Cinéma – (Re)voir « Home », en attendant la suite

Charlyne Genoud | Sur le site du cinéma d’Oron, un film de 2008 à louer en VOD : Home, premier long-métrage de fiction d’une trilogie qu’achève en ce moment la réalisatrice Ursula Meier avec la réalisation de La ligne, tourné au Bouveret. En attendant la sortie de ce petit dernier, (re)découvrons la perle qui l’a faite connaître.
Bordiers autorisés
A l’intersection du Septième continent (Haneke, 1989) et du Milieu de l’horizon (Lehericey, 2019), il semble y avoir Home (Meier, 2008), tant par sa date que par sa thématique. Mais les intersections n’existent pas dans le décor de Home, car la caméra d’Ursula Meier est allée se poser au bord d’une autoroute désaffectée, une droite infinie qui s’étend à perte de vue. Perdue dans ce nulle-part, une maison abrite une famille de cinq, dont la proximité semble sans limite; pendant que l’aînée se lave clope au bec, le benjamin tsunamite le carrelage par ses gesticulations, le père sifflote et la mère écoute la radio. Chacun apporte sa note à cette joyeuse symphonie familiale. Un bonheur sonore au bord de l’asphalte, une route qui est devenue le terrain de jeu du benjamin Julien (Kacey Mottet Klein), une zone de bronzette pour l’aînée rebelle, et une terrasse pour le couple; l’autoroute c’est chez eux.
Perte de quiétude, prise de vitesse
Seulement ce bonheur bruyant est interrompu par un malheur tout aussi tonitruant: la réaffectation du segment d’autoroute. « C’est ce soir » répètent-ils tous. Une première voiture attendue avec hargne, qui ouvre le bal infernal. On dit souvent que c’est la cadette qui trinque, cela n’a jamais été aussi vrai que dans Home.
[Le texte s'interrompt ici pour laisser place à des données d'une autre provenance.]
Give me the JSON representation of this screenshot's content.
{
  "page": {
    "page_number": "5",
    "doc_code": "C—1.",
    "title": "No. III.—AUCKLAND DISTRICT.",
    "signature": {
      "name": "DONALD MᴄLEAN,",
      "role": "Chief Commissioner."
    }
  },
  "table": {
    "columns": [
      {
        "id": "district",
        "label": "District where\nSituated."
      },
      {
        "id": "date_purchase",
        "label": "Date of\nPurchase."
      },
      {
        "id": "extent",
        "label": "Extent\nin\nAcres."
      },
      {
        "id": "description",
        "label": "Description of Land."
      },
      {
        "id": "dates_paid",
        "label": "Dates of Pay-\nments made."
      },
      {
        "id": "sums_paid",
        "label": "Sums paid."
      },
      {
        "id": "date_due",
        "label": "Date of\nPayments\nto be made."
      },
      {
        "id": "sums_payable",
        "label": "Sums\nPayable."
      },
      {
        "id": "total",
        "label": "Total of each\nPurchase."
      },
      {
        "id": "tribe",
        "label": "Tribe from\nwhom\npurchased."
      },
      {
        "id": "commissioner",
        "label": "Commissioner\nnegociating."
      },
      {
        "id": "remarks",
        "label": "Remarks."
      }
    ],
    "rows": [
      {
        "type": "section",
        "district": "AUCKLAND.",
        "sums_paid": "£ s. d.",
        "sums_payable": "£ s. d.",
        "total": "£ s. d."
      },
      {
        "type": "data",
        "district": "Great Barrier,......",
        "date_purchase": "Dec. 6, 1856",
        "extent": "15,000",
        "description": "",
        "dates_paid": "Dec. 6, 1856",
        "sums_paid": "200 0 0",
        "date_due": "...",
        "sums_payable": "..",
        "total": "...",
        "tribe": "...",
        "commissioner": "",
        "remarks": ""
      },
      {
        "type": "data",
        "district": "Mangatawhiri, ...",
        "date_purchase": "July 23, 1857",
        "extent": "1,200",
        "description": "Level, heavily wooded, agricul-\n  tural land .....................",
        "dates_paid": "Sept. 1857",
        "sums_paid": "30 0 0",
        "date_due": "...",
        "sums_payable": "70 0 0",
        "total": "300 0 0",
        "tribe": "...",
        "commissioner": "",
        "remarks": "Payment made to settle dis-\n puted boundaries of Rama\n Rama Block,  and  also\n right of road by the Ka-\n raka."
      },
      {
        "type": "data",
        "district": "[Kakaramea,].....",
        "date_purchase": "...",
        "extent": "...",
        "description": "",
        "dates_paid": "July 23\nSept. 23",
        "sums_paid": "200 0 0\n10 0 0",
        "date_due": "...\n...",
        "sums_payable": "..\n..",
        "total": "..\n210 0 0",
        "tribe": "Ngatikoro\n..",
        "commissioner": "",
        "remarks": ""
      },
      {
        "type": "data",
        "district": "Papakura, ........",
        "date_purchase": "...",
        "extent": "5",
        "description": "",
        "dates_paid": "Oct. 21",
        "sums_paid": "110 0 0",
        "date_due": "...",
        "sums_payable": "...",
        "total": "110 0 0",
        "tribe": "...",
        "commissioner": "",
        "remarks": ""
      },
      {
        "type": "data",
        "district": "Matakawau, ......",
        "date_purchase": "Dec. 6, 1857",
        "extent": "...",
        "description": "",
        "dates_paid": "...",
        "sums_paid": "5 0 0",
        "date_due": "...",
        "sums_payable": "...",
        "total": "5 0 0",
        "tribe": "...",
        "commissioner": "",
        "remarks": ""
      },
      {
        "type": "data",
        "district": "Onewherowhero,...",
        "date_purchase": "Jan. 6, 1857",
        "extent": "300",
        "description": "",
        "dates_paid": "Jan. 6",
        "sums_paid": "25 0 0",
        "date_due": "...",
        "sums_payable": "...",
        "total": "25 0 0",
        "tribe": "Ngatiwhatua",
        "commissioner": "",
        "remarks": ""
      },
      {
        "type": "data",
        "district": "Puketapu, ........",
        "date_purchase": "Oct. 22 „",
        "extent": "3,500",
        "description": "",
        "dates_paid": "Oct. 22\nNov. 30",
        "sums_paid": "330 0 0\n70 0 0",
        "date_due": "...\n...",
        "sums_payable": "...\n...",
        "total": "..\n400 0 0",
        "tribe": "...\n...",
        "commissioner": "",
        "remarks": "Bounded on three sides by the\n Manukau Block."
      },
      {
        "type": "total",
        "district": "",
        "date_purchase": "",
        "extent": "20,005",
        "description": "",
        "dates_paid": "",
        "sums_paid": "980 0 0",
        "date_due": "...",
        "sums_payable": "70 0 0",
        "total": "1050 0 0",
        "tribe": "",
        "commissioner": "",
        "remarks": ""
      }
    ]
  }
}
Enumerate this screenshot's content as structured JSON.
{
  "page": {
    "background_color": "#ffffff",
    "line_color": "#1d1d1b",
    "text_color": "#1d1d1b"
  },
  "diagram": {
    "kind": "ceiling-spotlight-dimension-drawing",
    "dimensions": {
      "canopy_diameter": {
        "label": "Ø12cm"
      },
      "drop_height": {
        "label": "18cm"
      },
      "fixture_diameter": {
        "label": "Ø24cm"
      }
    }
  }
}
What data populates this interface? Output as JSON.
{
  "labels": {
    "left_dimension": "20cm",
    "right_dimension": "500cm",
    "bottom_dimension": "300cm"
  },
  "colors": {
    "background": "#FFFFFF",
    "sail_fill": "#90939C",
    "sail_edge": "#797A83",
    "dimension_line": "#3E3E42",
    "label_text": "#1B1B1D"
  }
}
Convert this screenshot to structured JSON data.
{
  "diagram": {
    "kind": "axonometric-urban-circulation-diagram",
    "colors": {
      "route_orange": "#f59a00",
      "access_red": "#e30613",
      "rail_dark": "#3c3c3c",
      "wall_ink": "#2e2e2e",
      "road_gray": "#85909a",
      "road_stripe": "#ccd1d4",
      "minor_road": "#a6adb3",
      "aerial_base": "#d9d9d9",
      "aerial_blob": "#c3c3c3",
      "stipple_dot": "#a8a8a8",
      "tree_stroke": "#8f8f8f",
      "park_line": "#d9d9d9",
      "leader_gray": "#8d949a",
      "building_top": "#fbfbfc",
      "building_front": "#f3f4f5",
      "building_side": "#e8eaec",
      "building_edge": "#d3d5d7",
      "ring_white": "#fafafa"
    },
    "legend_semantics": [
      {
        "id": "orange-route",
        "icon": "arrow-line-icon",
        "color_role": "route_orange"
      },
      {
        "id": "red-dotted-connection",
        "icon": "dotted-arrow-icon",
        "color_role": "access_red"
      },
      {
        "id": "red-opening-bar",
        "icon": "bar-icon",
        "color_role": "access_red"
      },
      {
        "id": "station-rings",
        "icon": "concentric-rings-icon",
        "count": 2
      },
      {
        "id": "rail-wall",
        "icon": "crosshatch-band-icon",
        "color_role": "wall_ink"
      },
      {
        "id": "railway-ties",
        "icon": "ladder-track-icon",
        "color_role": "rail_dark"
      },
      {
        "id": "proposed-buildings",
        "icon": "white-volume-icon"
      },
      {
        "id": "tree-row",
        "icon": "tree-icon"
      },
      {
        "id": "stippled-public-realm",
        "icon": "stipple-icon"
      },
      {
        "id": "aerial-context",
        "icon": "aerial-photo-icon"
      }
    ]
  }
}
Pas pour ce qu’elle boit, mais plutôt pour ce qu’elle ne boit pas ! Car lorsque leur environnement est ébranlé, la jeune Marion se met à tout calculer, et en particulier la pollution potentielle de ce qu’elle ingère. Une ostensible angoisse contrairement à celle que camouflent les autres membres de sa famille. Goût amer de la perte de quiétude, les névroses familiales enflent : l’ado qui se foutait de tout, s’en fout encore plus et bronze, du hard métal à fond dans les tympans, le père (Olivier Gourmet) pousse la dictature patriarcale à son paroxysme, la mère (Isabelle Huppert) semble se démanteler un peu plus avec chaque passage de voiture, et finalement, le petit Julien (premier rôle de Kacey Mottet Klein, vu récemment dans Just Kids) semble toujours plus petit, toujours plus fragile dans cet étrange système familial dont l’harmonie joyeuse du début a disparu. Asphyxiés au CO2, l’air vient progressivement à leur manquer.
Habiter ?
Que signifie habiter ? A quoi servent nos refuges ? Les murs qui nous abritent nous protègent du vent. Mais ce que semble amener en filigrane Home, c’est que nos habitations nous épargnent des regards. Comment habiter observé ? Il semble que la première vertu d’un logement soit de pouvoir être soi jusqu’au bout : manger mal, traîner habillé n’importe comment, hurler sur une musique adorée et savourer le silence. Tant de privilèges arrachés brusquement à cette tribu. Est-ce encore un refuge quand les regards nous toisent à longueur de journée au rythme des voitures qui filent sur la B57 ? Le temps précieux de l’intimité est subitement orchestré par les bolides. Une vie au rythme des fréquentations de la route. Une cadence effrénée qui surgit par la fenêtre de la cuisine par un surcadrage. Il y a alors un jeu sur les regards dans Home : celui de la famille qui voit les voitures filer comme un film inarrêtable, et celui des passagers intrusifs. Parce que la journée est désormais rythmée par le bruit, le soleil ne règle plus l’horaire, et c’est l’insomnie générale. La membrane qui les séparait du monde est déchirée, les bagnoles passent sur leur refuge comme des bulldozers chargés de détruire leur idylle.
Home de Ursula Meier, 2008 – Suisse, France, Belgique. 98’ – A voir en VOD depuis le site du cinéma d’Oron pour soutenir nos salles locales en perte de vitesse.
Dans la lignée
C.G. |7Home fut le premier d’une longue lignée de succès pour Ursula Meier : nominé dans trois catégories aux Césars, nominé aux Oscars, prix du cinéma suisse, Semaine de la Critique ; Home a tant voyagé que plu. Et la famille s’élargit puisque Meier tourne actuellement La ligne au Bouveret, qui viendra clore l’année prochaine la trilogie entamée par Home.